Manuel Igreja

Manuel Igreja

Abandonados

Inquietantes. Os tempos que se avizinham podem vir a ser muito complicados, afirmam os estudiosos e sentimos nós, cada qual à sua maneira. Dizem que a História se repete, a primeira vez como tragédia, a segunda como farsa, o que parece ser bem verdade se olharmos para o agora e o compararmos com o de antes.

Karl Marx que foi quem começou por ensinar o dito, tinha razão neste seu modo de ver o desenrolar das coisas do mundo. Noutras poderia não ter, mas isso são outros quinhentos agora para aqui não chamados.

Um olhar retrospetivo, facilmente nos faz concluir que o devir tem sido sempre aos sobressaltos com as bonanças e as tempestades eternamente a revezarem-se no meio dos avanços das ideias e das tecnologias que ora dão para bem, ora dão para mal, conforme o uso que se lhes dá.

No fundo, por mais novos que nos parecem os dias, eles não mais são do que a repetição das mesmas coisas em contextos diferentes. Para não irmos muito no recuado, basta que façamos marcha-atrás até à Revolução Industrial, um século e meio, mais coisa menos coisa. Foi aí que tudo começou no que se refere ao que na modernidade mais utilizamos e mais nos influencia.
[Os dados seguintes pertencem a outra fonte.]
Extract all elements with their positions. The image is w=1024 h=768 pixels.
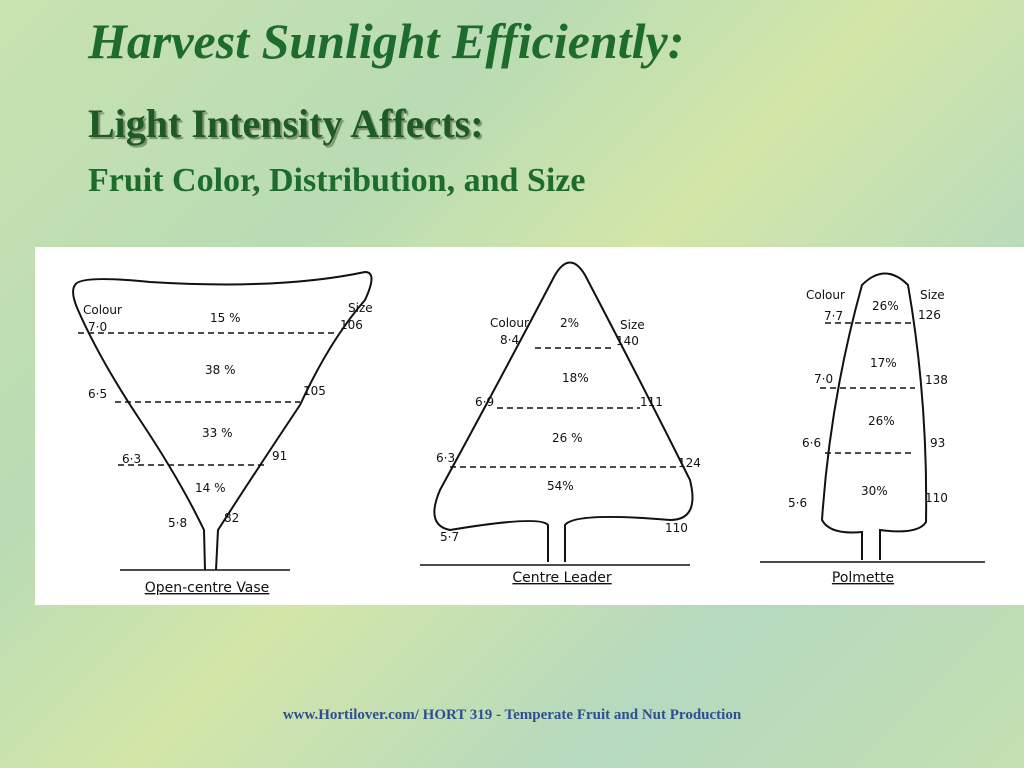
- colour-value: 6·9: [475, 395, 494, 409]
- leader-outline: [433, 261, 694, 562]
- colour-value: 6·3: [436, 451, 455, 465]
- subtitle: Light Intensity Affects:: [88, 101, 484, 146]
- size-value: 105: [303, 384, 326, 398]
- polmette-outline: [820, 272, 928, 560]
- tree-name: Open-centre Vase: [145, 580, 270, 596]
- footer: www.Hortilover.com/ HORT 319 - Temperate…: [282, 707, 742, 723]
- colour-value: 5·6: [788, 496, 807, 510]
- size-value: 138: [925, 373, 948, 387]
- size-label: Size: [348, 301, 373, 315]
- colour-value: 7·7: [824, 309, 843, 323]
- colour-label: Colour: [83, 303, 122, 317]
- colour-label: Colour: [806, 288, 845, 302]
- colour-value: 7·0: [814, 372, 833, 386]
- zone-percent: 54%: [547, 479, 574, 493]
- ground: [120, 561, 985, 571]
- size-value: 111: [640, 395, 663, 409]
- title: Harvest Sunlight Efficiently:: [88, 13, 685, 69]
- zone-percent: 26%: [868, 414, 895, 428]
- zone-percent: 18%: [562, 371, 589, 385]
- tree-name: Polmette: [832, 570, 894, 586]
- size-label: Size: [620, 318, 645, 332]
- zone-percent: 33 %: [202, 426, 233, 440]
- size-value: 110: [665, 521, 688, 535]
- panel: [35, 247, 1024, 605]
- colour-value: 7·0: [88, 320, 107, 334]
- size-value: 126: [918, 308, 941, 322]
- zone-percent: 26 %: [552, 431, 583, 445]
- size-value: 82: [224, 511, 239, 525]
- colour-value: 6·5: [88, 387, 107, 401]
- vase-outline: [72, 270, 373, 571]
- zone-percent: 30%: [861, 484, 888, 498]
- colour-label: Colour: [490, 316, 529, 330]
- size-label: Size: [920, 288, 945, 302]
- colour-value: 6·3: [122, 452, 141, 466]
- size-value: 140: [616, 334, 639, 348]
- size-value: 91: [272, 449, 287, 463]
- zone-percent: 14 %: [195, 481, 226, 495]
- zone-percent: 2%: [560, 316, 579, 330]
- detail: Fruit Color, Distribution, and Size: [88, 162, 586, 199]
- colour-value: 8·4: [500, 333, 519, 347]
- zone-percent: 26%: [872, 299, 899, 313]
- colour-value: 6·6: [802, 436, 821, 450]
- size-value: 106: [340, 318, 363, 332]
- zone-percent: 15 %: [210, 311, 241, 325]
- size-value: 124: [678, 456, 701, 470]
- size-value: 93: [930, 436, 945, 450]
- colour-value: 5·8: [168, 516, 187, 530]
- tree-name: Centre Leader: [512, 570, 612, 586]
- colour-value: 5·7: [440, 530, 459, 544]
- size-value: 110: [925, 491, 948, 505]
- zone-percent: 17%: [870, 356, 897, 370]
- zone-percent: 38 %: [205, 363, 236, 377]
- outlines: [72, 261, 985, 571]
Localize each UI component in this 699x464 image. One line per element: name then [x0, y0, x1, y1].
Antes as ruturas eram muito mais espaçadas e de efeito muito menos imediato. O sol limitava-se a nascer e a deitar-se e a lua andava de quarto em quarto a esconder.se dele. Com ainda é, mas de maneira diferente, pois sabemos mais deles e percebemos melhor os seus humores. Nesse tempo em que se inventou grande parte da maquinaria que no serve, começou o mundo a ficar de pernas para o ar.

As estruturas sociais tremeram, os quotidianos foram disruptores, nasceram novos hábitos para velhos monges, interesses instalados sentiram-se ameaçados e interesses novos foram arreigados. Temeu-se pelos empregos, sentiram-se vertigens com as novas velocidades, houve medo e esperança sem medida, houve lutas e posições contra e a favor.
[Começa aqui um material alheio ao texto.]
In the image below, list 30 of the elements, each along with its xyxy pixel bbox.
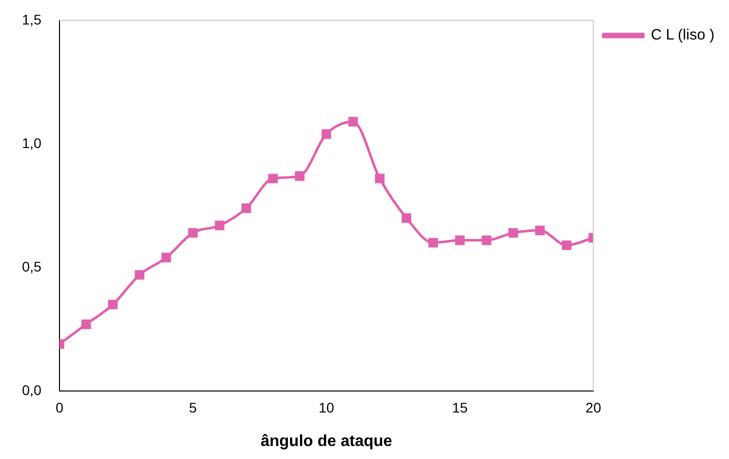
point bbox=[508, 228, 518, 238]
point bbox=[81, 320, 91, 330]
x-tick-label: 0 bbox=[56, 399, 64, 416]
point bbox=[482, 236, 492, 246]
x-tick-label: 20 bbox=[586, 399, 602, 416]
x-axis-title: ângulo de ataque bbox=[260, 432, 392, 450]
y-tick-label: 1,0 bbox=[22, 134, 42, 151]
y-tick-label: 0,0 bbox=[22, 382, 42, 398]
x-tick-label: 15 bbox=[452, 399, 468, 416]
point bbox=[455, 236, 465, 246]
point bbox=[161, 252, 172, 262]
point bbox=[562, 240, 572, 250]
x-tick-label: 5 bbox=[189, 399, 198, 416]
point bbox=[348, 116, 358, 126]
point bbox=[134, 270, 144, 280]
point bbox=[268, 174, 278, 184]
point bbox=[108, 300, 118, 310]
y-tick-label: 0,5 bbox=[22, 258, 42, 274]
y-tick-label: 1,5 bbox=[22, 11, 42, 28]
point bbox=[374, 174, 385, 184]
point bbox=[402, 213, 412, 223]
point bbox=[214, 220, 224, 230]
point bbox=[188, 228, 198, 238]
point bbox=[535, 226, 545, 236]
point bbox=[322, 129, 332, 139]
point bbox=[242, 203, 252, 213]
x-tick-label: 10 bbox=[318, 399, 334, 416]
legend-label: C L (liso ) bbox=[650, 26, 714, 44]
point bbox=[428, 238, 438, 248]
point bbox=[294, 171, 304, 181]
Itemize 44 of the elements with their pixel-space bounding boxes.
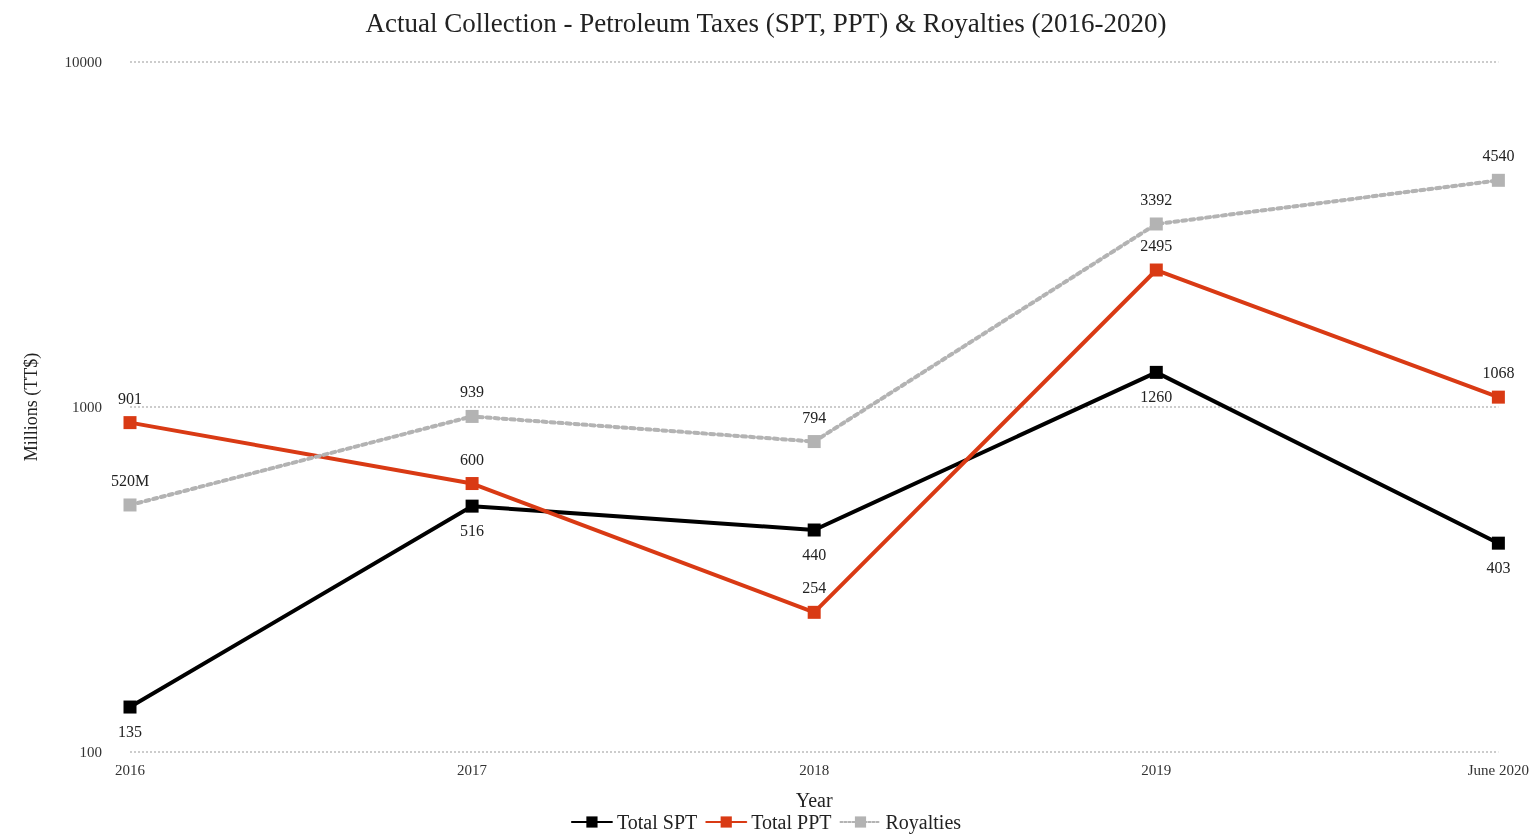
point <box>1149 217 1163 231</box>
point <box>465 477 479 491</box>
data-label: 3392 <box>1140 190 1173 208</box>
point <box>465 409 479 423</box>
data-label: 516 <box>460 522 485 540</box>
point <box>123 416 137 430</box>
point <box>123 700 137 714</box>
point <box>465 499 479 513</box>
data-label: 2495 <box>1140 237 1173 255</box>
data-label: 901 <box>118 389 142 407</box>
x-tick-label: 2016 <box>115 761 146 778</box>
chart-title: Actual Collection - Petroleum Taxes (SPT, PPT) & Royalties (2016-2020) <box>365 7 1167 38</box>
data-label: 939 <box>460 383 485 401</box>
x-tick-label: 2018 <box>799 761 830 778</box>
legend-label: Total SPT <box>616 811 698 833</box>
point <box>807 523 821 537</box>
x-axis-title: Year <box>795 789 833 811</box>
x-tick-label: June 2020 <box>1467 761 1529 778</box>
data-label: 135 <box>118 723 142 741</box>
data-label: 794 <box>802 408 827 426</box>
data-label: 4540 <box>1482 147 1515 165</box>
point <box>1491 536 1505 550</box>
point <box>807 435 821 449</box>
legend-label: Total PPT <box>751 811 832 833</box>
data-label: 403 <box>1486 559 1511 577</box>
y-axis-title: Millions (TT$) <box>21 352 42 462</box>
data-label: 1260 <box>1140 388 1173 406</box>
data-label: 600 <box>460 450 485 468</box>
y-tick-label: 1000 <box>72 399 102 415</box>
y-tick-label: 100 <box>79 744 102 760</box>
point <box>1149 365 1163 379</box>
point <box>123 498 137 512</box>
point <box>1491 390 1505 404</box>
data-label: 254 <box>802 579 827 597</box>
data-label: 440 <box>802 546 827 564</box>
x-tick-label: 2017 <box>457 761 488 778</box>
data-label: 520M <box>110 471 150 489</box>
point <box>807 605 821 619</box>
y-tick-label: 10000 <box>64 54 102 70</box>
point <box>1491 173 1505 187</box>
x-tick-label: 2019 <box>1141 761 1172 778</box>
data-label: 1068 <box>1482 364 1515 382</box>
legend-label: Royalties <box>885 811 962 834</box>
point <box>1149 263 1163 277</box>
Mais pareceu a muitos que o diabo andava à solta, enquanto a outros mais pareceu que seriam muito melhores os dias ainda por nascer. E foram, podemos nós agora afiançar sem ponta de equívoco, com o devido respeito por alguns pessimistas de então, como por exemplo Alexandre Herculano, grande escritor e historiador que teve medo dos combóis e deles disse muito mal.

Dando aqui um salto no tempo e um pequeno avanço no escrito para nos situarmos no aqui e no agora. No que vivemos. Na nossa sociedade de bem-estar. Também estes dias são de rutura. Com o saber acumulado e afinado, foram desenvolvidas tecnologias dignas de assombro. Espantosas, algumas ao ponto de quase parecerem obra de pequenos deuses. Perfeitas ao ponto irmos sendo desnecessários, sem préstimo a não ser para gastar dinheiro.
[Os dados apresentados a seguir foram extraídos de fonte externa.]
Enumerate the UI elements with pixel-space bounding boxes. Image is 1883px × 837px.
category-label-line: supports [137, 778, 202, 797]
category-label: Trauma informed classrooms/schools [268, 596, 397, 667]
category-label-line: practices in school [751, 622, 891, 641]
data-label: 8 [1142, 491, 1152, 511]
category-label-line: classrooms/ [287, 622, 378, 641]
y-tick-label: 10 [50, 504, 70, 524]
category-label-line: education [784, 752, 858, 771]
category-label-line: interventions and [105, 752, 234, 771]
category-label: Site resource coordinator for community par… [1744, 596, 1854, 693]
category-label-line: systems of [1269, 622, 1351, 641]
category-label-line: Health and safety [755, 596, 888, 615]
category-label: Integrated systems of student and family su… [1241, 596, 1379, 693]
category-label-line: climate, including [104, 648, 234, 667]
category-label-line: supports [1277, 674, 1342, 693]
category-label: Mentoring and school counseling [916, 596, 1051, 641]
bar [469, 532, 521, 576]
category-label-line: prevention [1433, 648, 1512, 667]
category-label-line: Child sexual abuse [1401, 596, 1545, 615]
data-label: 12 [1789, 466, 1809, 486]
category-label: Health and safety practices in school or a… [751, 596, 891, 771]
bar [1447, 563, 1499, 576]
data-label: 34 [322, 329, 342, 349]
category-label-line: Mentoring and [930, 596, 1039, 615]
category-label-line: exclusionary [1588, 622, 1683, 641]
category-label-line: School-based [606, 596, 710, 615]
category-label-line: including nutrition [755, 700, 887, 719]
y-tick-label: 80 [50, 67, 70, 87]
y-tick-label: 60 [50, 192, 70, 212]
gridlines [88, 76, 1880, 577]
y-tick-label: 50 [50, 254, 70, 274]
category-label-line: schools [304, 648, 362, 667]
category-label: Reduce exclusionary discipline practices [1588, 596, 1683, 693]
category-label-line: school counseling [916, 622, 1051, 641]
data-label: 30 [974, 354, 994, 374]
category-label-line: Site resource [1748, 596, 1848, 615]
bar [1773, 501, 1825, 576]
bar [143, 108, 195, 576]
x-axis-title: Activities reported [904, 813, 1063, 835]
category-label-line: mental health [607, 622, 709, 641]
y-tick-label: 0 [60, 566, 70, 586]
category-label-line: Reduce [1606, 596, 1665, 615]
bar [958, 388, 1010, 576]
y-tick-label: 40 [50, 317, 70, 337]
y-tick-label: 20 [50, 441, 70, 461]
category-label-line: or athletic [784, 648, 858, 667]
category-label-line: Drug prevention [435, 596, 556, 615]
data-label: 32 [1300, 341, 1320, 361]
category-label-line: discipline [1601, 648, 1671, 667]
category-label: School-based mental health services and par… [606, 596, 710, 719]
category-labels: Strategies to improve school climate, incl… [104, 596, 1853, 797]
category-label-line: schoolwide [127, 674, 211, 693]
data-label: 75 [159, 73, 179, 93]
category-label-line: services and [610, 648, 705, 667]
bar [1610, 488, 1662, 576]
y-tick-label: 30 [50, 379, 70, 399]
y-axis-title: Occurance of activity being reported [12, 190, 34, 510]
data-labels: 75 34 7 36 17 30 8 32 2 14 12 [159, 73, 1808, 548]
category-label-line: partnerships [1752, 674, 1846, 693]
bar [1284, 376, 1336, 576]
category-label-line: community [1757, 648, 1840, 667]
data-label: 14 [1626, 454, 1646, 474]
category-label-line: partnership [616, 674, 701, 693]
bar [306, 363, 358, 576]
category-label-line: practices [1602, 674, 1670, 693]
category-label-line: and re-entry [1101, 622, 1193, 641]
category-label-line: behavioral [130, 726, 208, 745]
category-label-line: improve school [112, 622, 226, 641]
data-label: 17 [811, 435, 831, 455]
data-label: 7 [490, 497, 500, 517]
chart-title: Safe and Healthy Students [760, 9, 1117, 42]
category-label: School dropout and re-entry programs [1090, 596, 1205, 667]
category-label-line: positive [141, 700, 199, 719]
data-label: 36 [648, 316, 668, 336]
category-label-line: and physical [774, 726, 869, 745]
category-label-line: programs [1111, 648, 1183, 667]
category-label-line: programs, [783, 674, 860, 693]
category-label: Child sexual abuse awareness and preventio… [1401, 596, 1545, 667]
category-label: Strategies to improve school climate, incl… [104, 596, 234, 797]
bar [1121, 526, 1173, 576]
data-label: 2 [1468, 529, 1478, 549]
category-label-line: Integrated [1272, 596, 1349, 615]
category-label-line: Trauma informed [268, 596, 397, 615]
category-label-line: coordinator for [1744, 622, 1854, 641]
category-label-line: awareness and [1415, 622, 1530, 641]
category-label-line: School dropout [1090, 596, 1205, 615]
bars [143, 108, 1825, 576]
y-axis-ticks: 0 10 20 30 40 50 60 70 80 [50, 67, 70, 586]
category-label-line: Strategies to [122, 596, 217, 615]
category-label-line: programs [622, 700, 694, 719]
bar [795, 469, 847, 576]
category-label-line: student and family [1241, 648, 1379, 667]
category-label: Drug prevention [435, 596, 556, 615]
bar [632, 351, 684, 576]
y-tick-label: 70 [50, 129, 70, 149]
Parece bom. O sonho de qualquer civilização. O problema é a falta de senso, de grandiosidade, de carisma, de solidariedade e de bondade. E de justiça, essencialmente de justiça. Realmente o presente e o futuro podiam ser melhores e mais garantidos. Há recursos para isso em absoluto. A riqueza criada dá para quase possibilitar um arremedo do paraíso na Terra.

O problema é que o horizonte escurece. Avançamos aos tropeções e a arrepelar os cabelos vislumbrando mais o inferno que o éden. Não soubemos aproveitar para equilibrar. A desigualdade grassou e grassa e as trovas do tempo que passa, dizem-nos da desgraça encapotada na alienação.

Nas nações, batem descompassadamente os corações. Campeia a insegurança e mirra a esperança. Cada um outro, crescentemente é visto como inimigo e um perigo para cada qual. Os cidadãos sentem a desdita com ouvidos atentos aos dizeres dos que prometem espalhares de teres e de haveres no fim dos caminhos vendidos a pataco e com muito espavento.

Os líderes escolhidos não souberam nem sabem guiar os destinos. Sem carisma e sabedoria, deixaram o campo aberto aos usurpadores do conhecimento e das tecnologias sem as ideologias que devem dar lastro ao fazer acontecer. Ladinos, os extremistas lançam as garras, propagandeiam e cristalizam os raciocínios, toldam as visões e apontam supostas soluções.

Os mais jovens estão a tornar-se menos felizes que a geração dos mais velhos e estes pouco se importam. Abandonados, vamos aderindo ao circo sem pão.